Moving into real estate taught me an entirely new skillset I had yet to develop. This included skills in negotiation, sales, marketing, social media, and video production. Gaining these new abilities not only allowed me to further my skillset, but also helped me to learn more about myself.

You Learn More About Yourself

Gaining new skills is indeed valuable, but possessing skills without knowing yourself can be quite underwhelming. Jumping into real estate forced me to confront “scary” parts of my personality and develop a better understanding of my habits, traits, and behavioral patterns.

I also learned that if you’re not willing to examine your own personality and behavioral traits, you’ll never be able to realize your full potential.

To grow yourself, you must know yourself.

-John Maxwell

Our normal behavioral patterns and personality traits can only take us so far. But if we want to achieve success, we need to learn about those parts of ourselves that keep us from realizing our full potential. Usually, exploring those areas of ourselves can be uncomfortable, and even painful at times.

Oftentimes, in order to succeed at a high level, we need to take a sober look at those parts of ourselves that we fear looking into. Sometimes, we need to confront past wounds or past trauma. But, it’s important that we don’t run away from that pain or anxiety, but instead lean into that pain so that we can confront those “not-so-appealing” parts about ourselves that keep us from realizing our full potential.

Just a few things that I learned about myself while entering into real estate were:

  1. It’s okay if I fail often and fail fast. I should probably do it more often.
  2. I should focus on progress over perfection.
  3. My self-worth is not correlated to my work.

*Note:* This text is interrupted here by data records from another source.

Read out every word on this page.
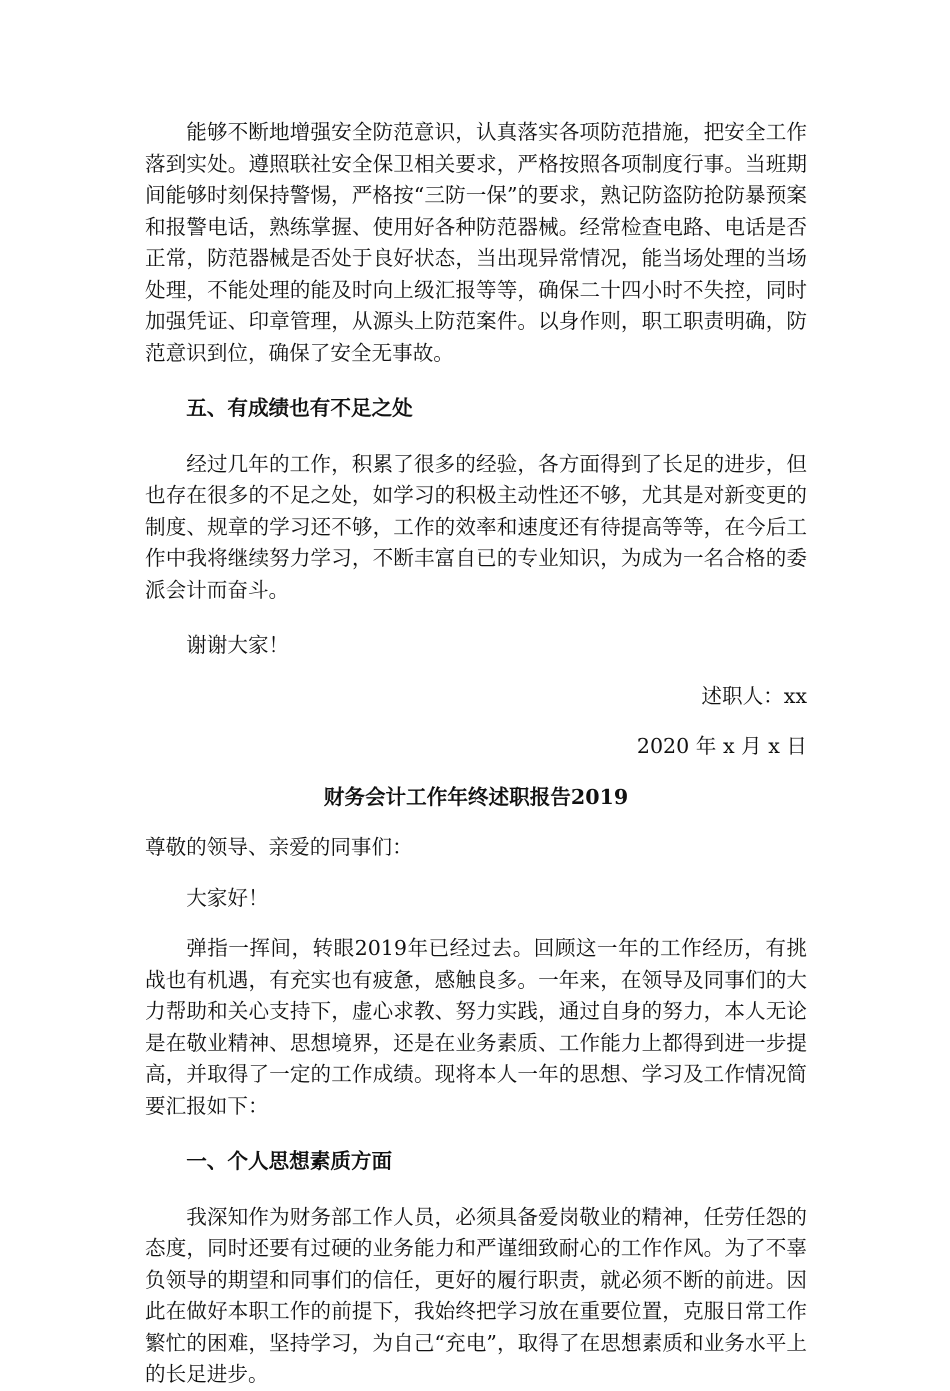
能够不断地增强安全防范意识，认真落实各项防范措施，把安全工作落到实处。遵照联社安全保卫相关要求，严格按照各项制度行事。当班期间能够时刻保持警惕，严格按“三防一保”的要求，熟记防盗防抢防暴预案和报警电话，熟练掌握、使用好各种防范器械。经常检查电路、电话是否正常，防范器械是否处于良好状态，当出现异常情况，能当场处理的当场处理，不能处理的能及时向上级汇报等等，确保二十四小时不失控，同时加强凭证、印章管理，从源头上防范案件。以身作则，职工职责明确，防范意识到位，确保了安全无事故。

五、有成绩也有不足之处

经过几年的工作，积累了很多的经验，各方面得到了长足的进步，但也存在很多的不足之处，如学习的积极主动性还不够，尤其是对新变更的制度、规章的学习还不够，工作的效率和速度还有待提高等等，在今后工作中我将继续努力学习，不断丰富自已的专业知识，为成为一名合格的委派会计而奋斗。

谢谢大家！

述职人：xx

2020 年 x 月 x 日

财务会计工作年终述职报告2019

尊敬的领导、亲爱的同事们：

大家好！

弹指一挥间，转眼2019年已经过去。回顾这一年的工作经历，有挑战也有机遇，有充实也有疲惫，感触良多。一年来，在领导及同事们的大力帮助和关心支持下，虚心求教、努力实践，通过自身的努力，本人无论是在敬业精神、思想境界，还是在业务素质、工作能力上都得到进一步提高，并取得了一定的工作成绩。现将本人一年的思想、学习及工作情况简要汇报如下：

一、个人思想素质方面

我深知作为财务部工作人员，必须具备爱岗敬业的精神，任劳任怨的态度，同时还要有过硬的业务能力和严谨细致耐心的工作作风。为了不辜负领导的期望和同事们的信任，更好的履行职责，就必须不断的前进。因此在做好本职工作的前提下，我始终把学习放在重要位置，克服日常工作繁忙的困难，坚持学习，为自己“充电”，取得了在思想素质和业务水平上的长足进步。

If I hadn’t chosen to pursue my real estate passion and had chosen to stay “comfortable” at my 9-5, I probably would have never discovered those things about myself. As a result, I now have more confidence in what I can accomplish.

You Rekindle Your Passion For Work

There’s an old adage that marriage counselors give to couples who are in a relationship that’s lost it’s fire: “Get back to dating.”

The same is true with work. If you’ve lost your passion or desire in what you’re doing, sometimes going back to the beginning can help the zest you once had.

When you first began your career, it was probably filled with a lot of excitement. You were constantly learning, pushing yourself outside of your comfort zone, and were intellectually stimulated every day.

But after a while, that passion can begin to rust. When you’re punching the clock at your 9-5, it’s easy to get stuck in a daily routine that doesn’t actually push you to grow.

Venturing into a new side-hustle or career outside of your normal job can be intimidating, but can also prove to reignite your passion for your work (and your life). When I first started making progress and enjoying some success in my real estate career, I was actually having fun! And this fun spread to other areas of my life—my day job, my marriage, my family, and even my spiritual life.

Tony Robbins says it best: “Progress equals happiness.” If you’re making progress in some area of your life, you’re going to be happier.

Wrapping It Up

Pursuing a new passion or side-hustle outside of your W2 job can definitely bring financial benefits, such as helping to pay off debt sooner. But more than those financial benefits are the unexpected advantages of leveling up your skillset, learning more about yourself, and re-igniting the fire in your belly to be something better!

What non-financial benefits have you gained from pursuing your side hustle?